He said since the Supreme Court has referred the petitions to the Constitutional Bench of the Court for consideration and to examine the Constitutional validity of the Act, implementation of such an act may amount to pre-empting the judicial verdict.
Dr Farooq had asked the head of the Commission that being a renowned legal luminary of the country he shouldn’t go ahead with the proceedings as it may amount to exercising of powers under an Act whose constitutional validity is being examined by the Constitutional Bench of the Supreme Court.
However, Jitendra Singh, minister of state in the Prime Minister’s office and MP from Udhampur, and Jugal Kishore Sharma, MP from Jammu had attended the February 18 meeting.
They told the Commission that delimitation of constituencies should consider existing boundaries of administrative units, communications, public convenience, with special attention to the local terrain. As per the 2011 Census, the population in Kashmir region is 68, 88, 475 and Jammu has a population of 53, 78, 538.

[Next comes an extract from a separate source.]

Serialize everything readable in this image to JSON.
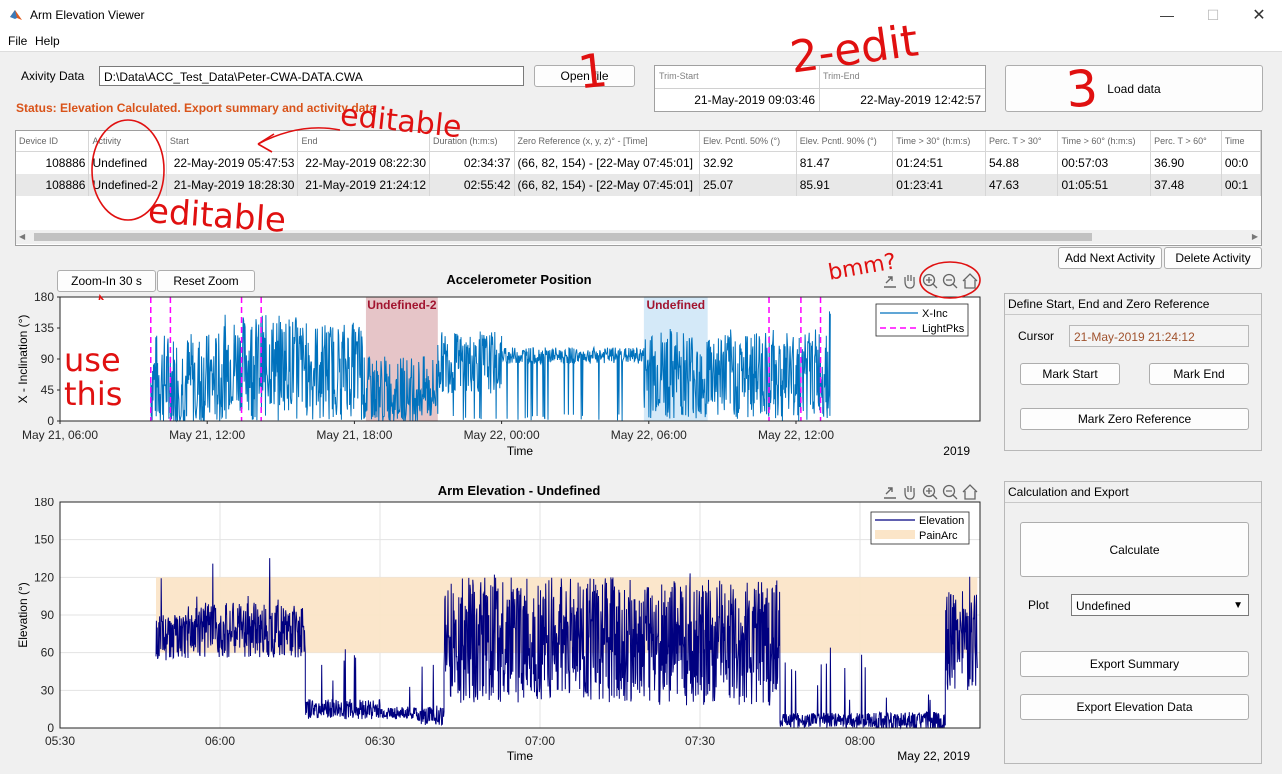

Since the population of Kashmir Valley is higher than Jammu, Jammu politicians have been long insisting that instead of population, geography should be made criteria.
Jammu and Kashmir Reorganization Act says that the number of seats in the Assembly of Jammu and Kashmir would be increased from 107 to 114 including 24 seats which are reserved for Pakistan occupied Kashmir (PoK) while the election will be held for 90 seats.
Before August 5, the State of Jammu and Kashmir had 111 seats including 24 reserved for PoK and elections were held for 87 seats. With the creation of Ladakh as Union Territory, four seats of the region were reduced and the Assembly was left with 83 seats. In the previous Assembly, Kashmir had 46 seats, Jammu 37, and Ladakh four.
Delimitation of the Assembly constituencies was last held in 1994-95 during the president’s rule in Jammu and Kashmir. At that time seats of the erstwhile State Assembly were raised from 76 to 87. Jammu region’s seats were increased from 32 to 37, Kashmir’s from 42 to 46 and Ladakh’s seats increased from two to four.
However, the then National Conference government had frozen delimitation in 2002 in accordance with the decision taken by the then NDA government.